Since this is a highly personal question, we can only brainstorm some possible responses and experiences that students have when they read a graphic novel as opposed to the original text.
Some students feel relieved because graphic novels tend to be much easier to read and much shorter. They are also less complex and focus mostly on the primary storyline without including much in the way of secondary plots or detailed characterization. They tend, in many ways, to be a summary of the original text. Some students appreciate this for the sake of understanding and time.
Some students also appreciate the visual aspects of a graphic novel. The graphic novel of Parable of the Sower is vividly colored, and its pictures illustrate the themes, characters, and events of the novel in creative and interesting ways.

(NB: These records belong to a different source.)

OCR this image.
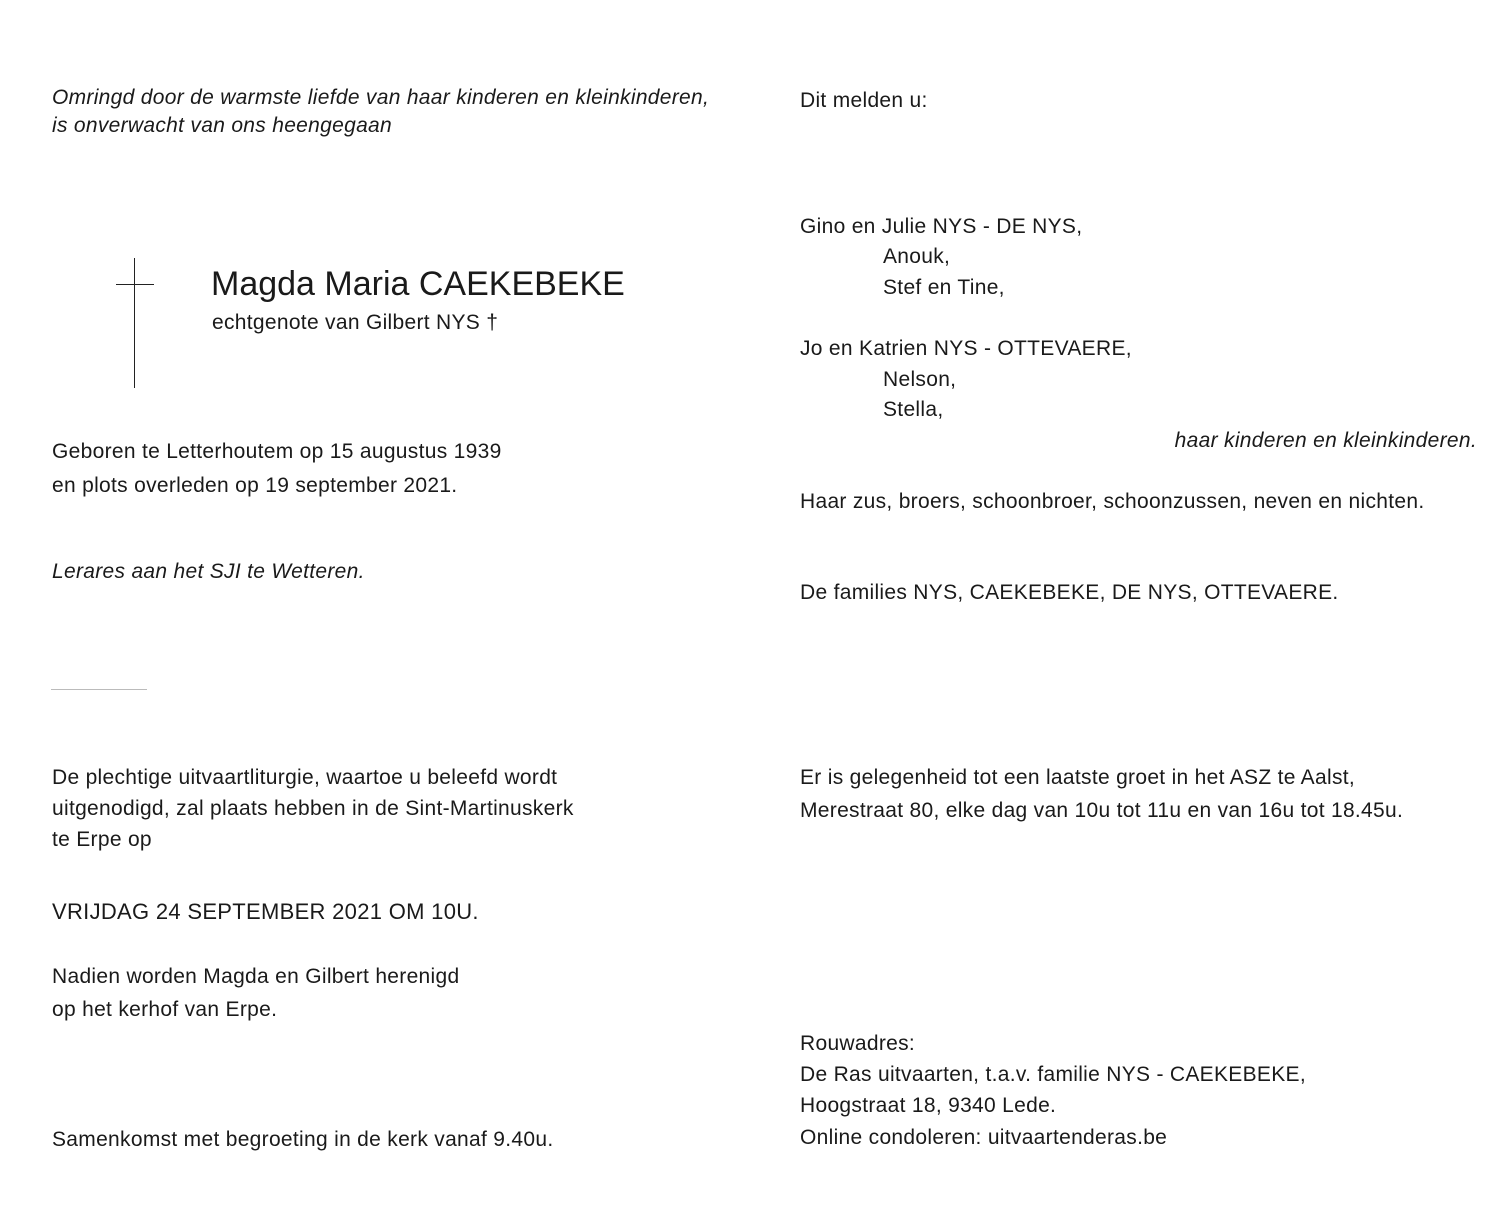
Omringd door de warmste liefde van haar kinderen en kleinkinderen,
is onverwacht van ons heengegaan
Magda Maria CAEKEBEKE
echtgenote van Gilbert NYS †
Geboren te Letterhoutem op 15 augustus 1939
en plots overleden op 19 september 2021.
Lerares aan het SJI te Wetteren.
De plechtige uitvaartliturgie, waartoe u beleefd wordt
uitgenodigd, zal plaats hebben in de Sint-Martinuskerk
te Erpe op
VRIJDAG 24 SEPTEMBER 2021 OM 10U.
Nadien worden Magda en Gilbert herenigd
op het kerhof van Erpe.
Samenkomst met begroeting in de kerk vanaf 9.40u.
Dit melden u:
Gino en Julie NYS - DE NYS,
Anouk,
Stef en Tine,
Jo en Katrien NYS - OTTEVAERE,
Nelson,
Stella,
haar kinderen en kleinkinderen.
Haar zus, broers, schoonbroer, schoonzussen, neven en nichten.
De families NYS, CAEKEBEKE, DE NYS, OTTEVAERE.
Er is gelegenheid tot een laatste groet in het ASZ te Aalst,
Merestraat 80, elke dag van 10u tot 11u en van 16u tot 18.45u.
Rouwadres:
De Ras uitvaarten, t.a.v. familie NYS - CAEKEBEKE,
Hoogstraat 18, 9340 Lede.
Online condoleren: uitvaartenderas.be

Other students, however, feel cheated by only reading the graphic novel version. They believe that they are missing out on the intensity of the plot, characterization, and language of the original text. They want to know the entire story in the author's full range of words, and they regret losing elements like figurative language and the depth of meaning in the original novel.
Other students, too, dislike graphic novels because they force a visual interpretation upon them instead of allowing them to create their own mental images of the settings, characters, and events. These students enjoy creating a “movie” in their brains as they read and seeing the story through their own eyes. They dislike the graphic novel's insistence on presenting pictures to them.
Finally, still other students enjoy perusing both versions, comparing and contrasting them to see which one best embodies the story for them.